If you were one of the die-hards who diligently sat through last week’s Republican convention, you heard a lot of talk about opportunity zone (OZ) programs.

Created as part of the 2017 Republican tax bill, Opportunity Zones are a key component of the Republican Party’s outreach, such as it is, to minority voters.

The Opportunity Zones enjoy a fair amount of bipartisan support: They reduce the tax liability of investors who reinvest capital gains in certain census tracts. These designated census tracts are often low-income ones, and the program is typically presented as an effort to create jobs and raise wages in those areas.

But like the rest of the Trumpist economic agenda, Opportunity Zones have not delivered on their promise so far and seem unlikely to do so in the future.

South Carolina Senator Tim Scott, one of the program’s original champions, called OZ’s “the first new, major effort to tackle poverty in a generation.”

If this is our main effort to tackle poverty, then poverty will be with us for a while.

The central idea underlying location-specific tax incentives (such as OZs) is to direct investment where it would not otherwise go.

In some sense this is counterproductive: We are using public policy to direct capital away from its most productive ends. But if the OZs addressed involuntary unemployment in depressed areas, or created self-sustaining agglomeration economies, perhaps they would be worth it. But those are the best-case scenarios.

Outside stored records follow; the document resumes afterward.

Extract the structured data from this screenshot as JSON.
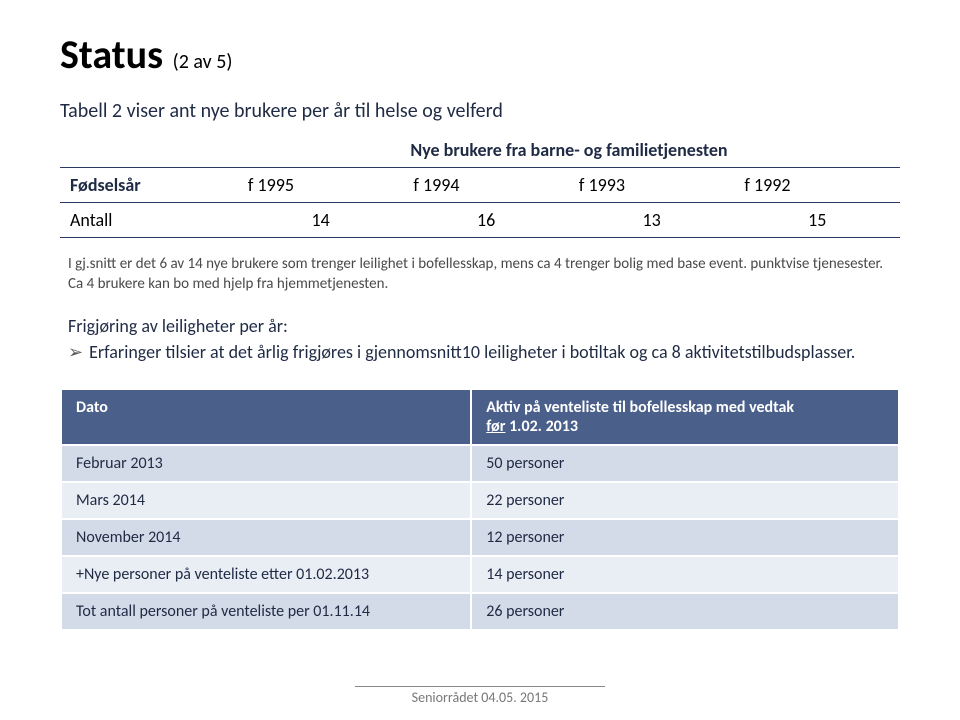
{
  "title": {
    "main": "Status",
    "sub": "(2 av 5)"
  },
  "caption1": "Tabell 2 viser ant nye brukere per år til helse og velferd",
  "table1": {
    "subtitle": "Nye brukere fra barne- og familietjenesten",
    "rowhead1": "Fødselsår",
    "cols": [
      "f 1995",
      "f 1994",
      "f 1993",
      "f 1992"
    ],
    "rowhead2": "Antall",
    "vals": [
      "14",
      "16",
      "13",
      "15"
    ]
  },
  "note": "I gj.snitt er det 6 av 14 nye brukere som trenger leilighet i bofellesskap, mens ca 4 trenger bolig med base event. punktvise tjenesester. Ca 4 brukere kan bo med hjelp fra hjemmetjenesten.",
  "para_lead": "Frigjøring av leiligheter per år:",
  "bullet": "Erfaringer tilsier at det årlig frigjøres  i gjennomsnitt10 leiligheter i botiltak og ca 8 aktivitetstilbudsplasser.",
  "table2": {
    "head": {
      "c1": "Dato",
      "c2a": "Aktiv på venteliste til bofellesskap med vedtak",
      "c2b_under": "før",
      "c2b_rest": " 1.02. 2013"
    },
    "rows": [
      {
        "c1": "Februar 2013",
        "c2": "50 personer"
      },
      {
        "c1": "Mars 2014",
        "c2": "22 personer"
      },
      {
        "c1": "November 2014",
        "c2": "12 personer"
      },
      {
        "c1": "+Nye personer på venteliste etter 01.02.2013",
        "c2": "14 personer"
      },
      {
        "c1": "Tot antall personer på venteliste per 01.11.14",
        "c2": "26 personer"
      }
    ]
  },
  "footer": "Seniorrådet 04.05. 2015",
  "chart_data": [
    {
      "type": "table",
      "title": "Tabell 2 viser ant nye brukere per år til helse og velferd — Nye brukere fra barne- og familietjenesten",
      "columns": [
        "Fødselsår",
        "f 1995",
        "f 1994",
        "f 1993",
        "f 1992"
      ],
      "rows": [
        {
          "Fødselsår": "Antall",
          "f 1995": 14,
          "f 1994": 16,
          "f 1993": 13,
          "f 1992": 15
        }
      ]
    },
    {
      "type": "table",
      "title": "Aktiv på venteliste til bofellesskap med vedtak før 1.02. 2013",
      "columns": [
        "Dato",
        "Aktiv på venteliste til bofellesskap med vedtak før 1.02. 2013"
      ],
      "rows": [
        {
          "Dato": "Februar 2013",
          "Aktiv på venteliste til bofellesskap med vedtak før 1.02. 2013": "50 personer"
        },
        {
          "Dato": "Mars 2014",
          "Aktiv på venteliste til bofellesskap med vedtak før 1.02. 2013": "22 personer"
        },
        {
          "Dato": "November 2014",
          "Aktiv på venteliste til bofellesskap med vedtak før 1.02. 2013": "12 personer"
        },
        {
          "Dato": "+Nye personer på venteliste etter 01.02.2013",
          "Aktiv på venteliste til bofellesskap med vedtak før 1.02. 2013": "14 personer"
        },
        {
          "Dato": "Tot antall personer på venteliste per 01.11.14",
          "Aktiv på venteliste til bofellesskap med vedtak før 1.02. 2013": "26 personer"
        }
      ]
    }
  ]
}
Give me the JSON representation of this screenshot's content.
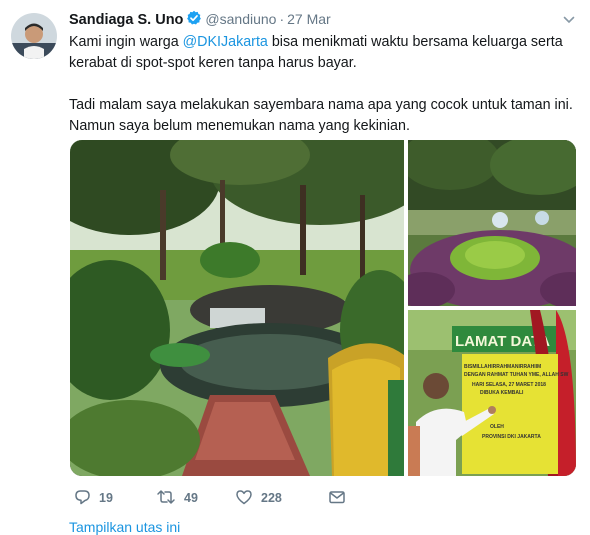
{
  "tweet": {
    "author_name": "Sandiaga S. Uno",
    "handle": "@sandiuno",
    "separator": "·",
    "date": "27 Mar",
    "text_line1_pre": "Kami ingin warga ",
    "mention": "@DKIJakarta",
    "text_line1_post": " bisa menikmati waktu bersama keluarga serta kerabat di spot-spot keren tanpa harus bayar.",
    "text_para2": "Tadi malam saya melakukan sayembara nama apa yang cocok untuk taman ini. Namun saya belum menemukan nama yang kekinian."
  },
  "media": {
    "sign_banner": "LAMAT DATA",
    "sign_lines": [
      "BISMILLAHIRRAHMANIRRAHIIM",
      "DENGAN RAHMAT TUHAN YME, ALLAH SW",
      "HARI SELASA, 27 MARET 2018",
      "DIBUKA KEMBALI",
      "OLEH",
      "PROVINSI DKI JAKARTA"
    ]
  },
  "actions": {
    "reply_count": "19",
    "retweet_count": "49",
    "like_count": "228"
  },
  "thread_link": "Tampilkan utas ini",
  "colors": {
    "accent": "#1b95e0",
    "muted": "#657786",
    "verified": "#1da1f2"
  }
}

Sometimes things don’t work out that nicely


To be eligible for OZ designation by a state’s governor, a census tract “usually needs to have a poverty rate of at least 20 percent, or a median family income that is below 80 percent of the statewide median (or below 80 percent of the metropolitan area median if that is higher and the tract is inside a metro area). In addition, up to 5 percent of OZ tracts can be higher-income tracts that are contiguous to tracts that meet the poverty or income standards.”

Because of these eligibility criteria, high-income neighborhoods and rapidly gentrifying areas can be designated opportunity zones. Meaning that the program’s vague targeting can wind up helping the people who are already economic winners.

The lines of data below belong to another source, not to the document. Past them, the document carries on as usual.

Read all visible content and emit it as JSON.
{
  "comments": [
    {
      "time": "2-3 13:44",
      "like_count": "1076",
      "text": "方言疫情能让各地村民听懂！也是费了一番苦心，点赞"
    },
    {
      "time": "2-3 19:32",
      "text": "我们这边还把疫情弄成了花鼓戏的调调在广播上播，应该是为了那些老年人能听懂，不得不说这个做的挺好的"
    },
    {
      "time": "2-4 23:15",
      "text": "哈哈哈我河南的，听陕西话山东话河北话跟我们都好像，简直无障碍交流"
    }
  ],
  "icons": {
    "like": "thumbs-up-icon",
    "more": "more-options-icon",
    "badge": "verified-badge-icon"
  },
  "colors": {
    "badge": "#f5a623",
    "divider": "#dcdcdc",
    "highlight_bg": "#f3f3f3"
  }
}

For example, a census tract can contain both public housing and high-income areas, and be eligible based on its poverty rate. Some census tracts were eligible simply because they are adjacent to an eligible tract. The Brooklyn waterfront, now an Opportunity Zone in New York, was eligible because its census tract is contiguous to a census tract that contains a large public-housing complex.

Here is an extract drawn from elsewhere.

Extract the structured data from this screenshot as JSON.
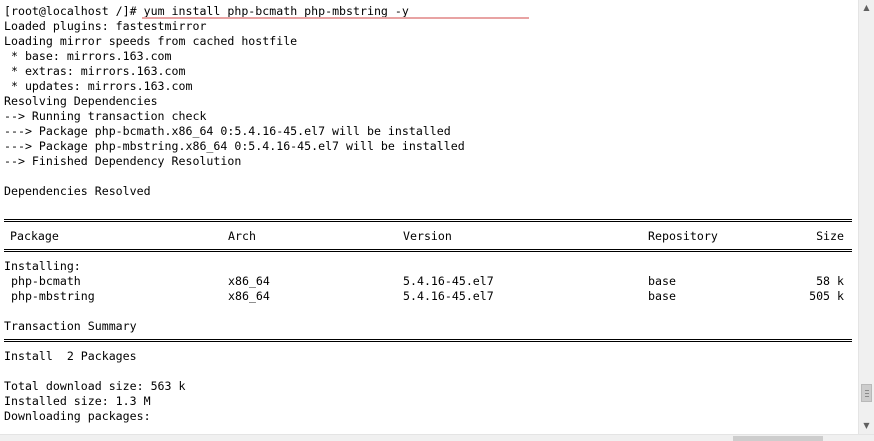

Local policymakers may also simply fold the designation into existing development strategies: All four of the locations the District of Columbia offered for Amazon’s HQ2, for example, were largely inside OZs. That was convenient for the D.C. area and for Amazon. But not particularly helpful for low-income residents or unemployed people at the lower end of the wage scale.

And it isn’t just ineffectiveness that’s a problem. The targeting problems means that some share of the tax subsidy will wind up going to investment that would have occurred anyway, turning the program into an extraordinarily regressive tax cut. A recent study confirms that Opportunity Zone investment has disproportionately flowed into OZs that were already flourishing.

Perhaps as a consequence, home prices in opportunity zones—a forward-looking indicator of whether homebuyers expect dramatic change—have not increased. In addition, to the extent that we can observe labor market effects, zip codes with opportunity zones seem to have slightly fewer job postings than similar areas that were not selected.

It’s probably a good thing that, despite how often Opportunity Zones were talked about at the RNC, these programs are not a large share of overall place-based spending (which is mostly done by state and local governments). The OZ program was originally scored to constitute only about 3 percent of spending on such policies at all levels of government.

That said, it is large by the standards of federal jobs programs: According to the Joint Committee on Taxation, annual spending on Opportunity Zones is now $3.5 billion—twice that of the Tennessee Valley Authority at its peak in the early 1950s.

For that kind of money, we’d be better off with an actual Infrastructure Week.

Stan Veuger

Stan Veuger is an economist at the American Enterprise Institute for Public Policy Research.